How to Raise a Boy is a weeklong series centered around this urgent question in the era of Parkland, President Trump, and #MeToo.
My son Davey began his life in a family that had masculine figures, but no macho ones. His father and teenage half-brothers were what might be called hetero-homo-literary; they liked watching baseball and basketball and pretended to like watching the Super Bowl because they wanted to be part of the cultural conversation. What they loved was music, old movies, and politics. Long before Davey knew who Kobe or LeBron were, he knew Robert Osborne and Tim Russert. He had no interest in playing sports because he came from a family that did not value them. We thought that families who did — the mothers shrieking from the sidelines, and the fathers, oh, the fathers, who’d become successful investment bankers and lawyers and now stood so rigid, studying every facet of their boys’ play, working out their own past conquests and failures through their sons — were, frankly, nuts.
But then Davey’s dad, Peter, got sick and died. Suddenly, my 9-year-old son wanted to play on a baseball team.
I dreaded dipping into that world, about which I knew nothing. But as a now existentially single mother who’d do anything for her bereaved boy, I asked around until I found someone who could tell me how and when to sign him up.
At the first practice, when the coaches told everyone to pair off, no one picked Davey. The boys somehow figured out that he’d never played. Finally, one coach assigned his kid to toss with mine. After about five minutes, the boy sneered: “You suck. I’m gonna throw with a kid who can actually catch.”

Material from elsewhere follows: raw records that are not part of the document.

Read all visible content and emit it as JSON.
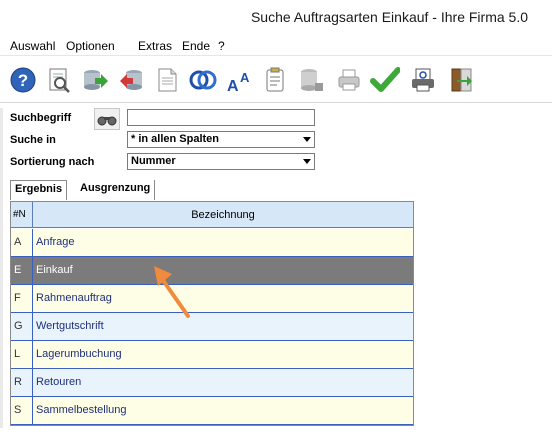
{
  "window": {
    "title": "Suche Auftragsarten Einkauf - Ihre Firma 5.0"
  },
  "menu": [
    "Auswahl",
    "Optionen",
    "Extras",
    "Ende",
    "?"
  ],
  "toolbar_icons": [
    "help-icon",
    "preview-icon",
    "export-icon",
    "import-icon",
    "document-icon",
    "rings-icon",
    "font-size-icon",
    "clipboard-icon",
    "database-icon",
    "printer-icon",
    "checkmark-icon",
    "print-preview-icon",
    "exit-door-icon"
  ],
  "search": {
    "label_term": "Suchbegriff",
    "term_value": "",
    "label_in": "Suche in",
    "in_value": "* in allen Spalten",
    "label_sort": "Sortierung nach",
    "sort_value": "Nummer"
  },
  "tabs": [
    "Ergebnis",
    "Ausgrenzung"
  ],
  "grid": {
    "headers": [
      "#N",
      "Bezeichnung"
    ],
    "rows": [
      {
        "code": "A",
        "name": "Anfrage"
      },
      {
        "code": "E",
        "name": "Einkauf"
      },
      {
        "code": "F",
        "name": "Rahmenauftrag"
      },
      {
        "code": "G",
        "name": "Wertgutschrift"
      },
      {
        "code": "L",
        "name": "Lagerumbuchung"
      },
      {
        "code": "R",
        "name": "Retouren"
      },
      {
        "code": "S",
        "name": "Sammelbestellung"
      }
    ],
    "selected_index": 1
  },
  "colors": {
    "header_bg": "#d6e8f8",
    "row_odd": "#fefee6",
    "row_even": "#e9f3fc",
    "row_selected": "#7b7b7b",
    "annotation_arrow": "#f08a3c"
  }
}
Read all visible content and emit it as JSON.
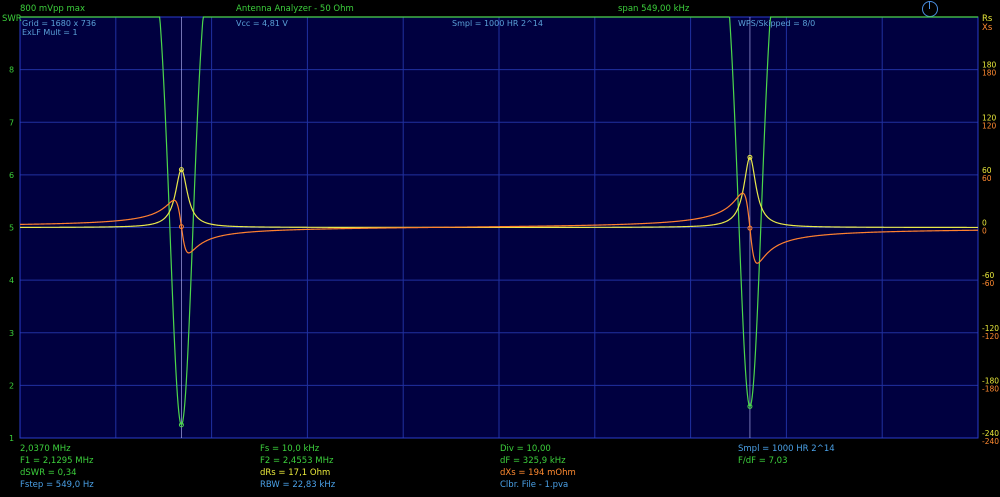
{
  "header": {
    "mvpp": "800 mVpp max",
    "title": "Antenna Analyzer - 50 Ohm",
    "span": "span 549,00 kHz"
  },
  "info": {
    "grid": "Grid = 1680 x 736",
    "exlf": "ExLF Mult = 1",
    "vcc": "Vcc = 4,81 V",
    "smpl": "Smpl = 1000 HR 2^14",
    "wps": "WPS/Skipped = 8/0"
  },
  "axes": {
    "left_title": "SWR",
    "right_title_rs": "Rs",
    "right_title_xs": "Xs"
  },
  "readout": {
    "freq": "2,0370 MHz",
    "f1": "F1 = 2,1295 MHz",
    "dswr": "dSWR = 0,34",
    "fstep": "Fstep = 549,0 Hz",
    "fs": "Fs = 10,0 kHz",
    "f2": "F2 = 2,4553 MHz",
    "drs": "dRs = 17,1 Ohm",
    "rbw": "RBW = 22,83 kHz",
    "div": "Div = 10,00",
    "df": "dF = 325,9 kHz",
    "dxs": "dXs = 194 mOhm",
    "clbr": "Clbr. File - 1.pva",
    "smpl2": "Smpl = 1000 HR  2^14",
    "fdf": "F/dF = 7,03"
  },
  "colors": {
    "swr": "#4cd64c",
    "rs": "#e8e84a",
    "xs": "#ff8030",
    "grid": "#2030a0",
    "plot_bg": "#000040"
  },
  "chart_data": {
    "type": "line",
    "x_range_mhz": [
      2.037,
      2.586
    ],
    "ylabel_left": "SWR",
    "y_left_range": [
      1,
      9
    ],
    "y_left_ticks": [
      "1",
      "2",
      "3",
      "4",
      "5",
      "6",
      "7",
      "8"
    ],
    "y_right_ticks_rs": [
      "180",
      "120",
      "60",
      "0",
      "-60",
      "-120",
      "-180",
      "-240"
    ],
    "y_right_ticks_xs": [
      "180",
      "120",
      "60",
      "0",
      "-60",
      "-120",
      "-180",
      "-240"
    ],
    "y_right_range": [
      -240,
      240
    ],
    "cursors_mhz": [
      2.1295,
      2.4553
    ],
    "resonances": [
      {
        "f": 2.1295,
        "swr_min": 1.25,
        "rs_peak": 66,
        "xs_max": 30,
        "xs_min": -30
      },
      {
        "f": 2.4553,
        "swr_min": 1.6,
        "rs_peak": 80,
        "xs_max": 40,
        "xs_min": -40
      }
    ],
    "series": [
      {
        "name": "SWR",
        "color": "#4cd64c"
      },
      {
        "name": "Rs",
        "color": "#e8e84a"
      },
      {
        "name": "Xs",
        "color": "#ff8030"
      }
    ]
  }
}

Davey looked forlorn. My thoughts, in some random order, were, I hate that kid, I hate this, this doesn’t matter, this is not who we are, we are out of here.
Except that Davey insisted on going to the second practice.
Since then, my ideas about how to raise him have evolved. Or devolved. In the beginning, I was obsessed with creating my idea of the perfect male. If I brought him up to be in touch with his grief and more generally his emotions, to be politically liberal but not knee-jerk, to be an effortlessly straight-A student, to be talented on the piano, familiar with the American Songbook, the Stones versus the Beatles, I would have undone the cataclysm of the death of his father. I’d have raised him to be like his father.
What would Peter have done? There was no way he’d have done what Davey and I began doing: having catches in the street, hitting balls off a tee in the yard, finding a batting coach to work with him. I sat on dented aluminum stands in worn-out fields for hours and hours, a stranger in a strange land of dads and male athletic rituals. I watched the fathers, grimacing when their boys made errors but whooping with real joy when they did something well. I noticed that the boys beamed when their fathers were pleased, yet hardly acknowledged their mothers. There was a crustiness developing among them. They roared for one another. They cursed, when they could get away with it. They began butt-patting and crotch-adjusting. They reveled in the dirt-caked Gatorades and rutted infield and the team dinners. Many of the boys could’ve left the team to play elsewhere, but four years later, most of them are still on it. It’s their country of men.
I now know that my kid sensed what he needed. As his father was growing weaker, Davey needed to feel strong. As he was losing Peter, Davey determinedly pursued a path that Peter never could. Tough jocks were what was required, not a mother’s smoothing and curating, and the jocks came through for him in ways grand and subtle. One shockingly pleasing day, Davey hit a walk-off grand slam. This triggered a boy bacchanal as his teammates mobbed him at home plate. One of his coaches, phoning in from a family vacation, cried.
When Davey was hit in the face by a pitch a year and a half ago — blood gurgling from the places where his teeth had been knocked loose — I was restrained by other parents from running onto the field. After what seemed an eternity, the coaches brought him to me in the stands. They were concerned and gruff, fatherly and nonchalant. Davey, his uniform stained in blood, looked happy.
*A version of this article appears in the March 5, 2018 issue of New York Magazine.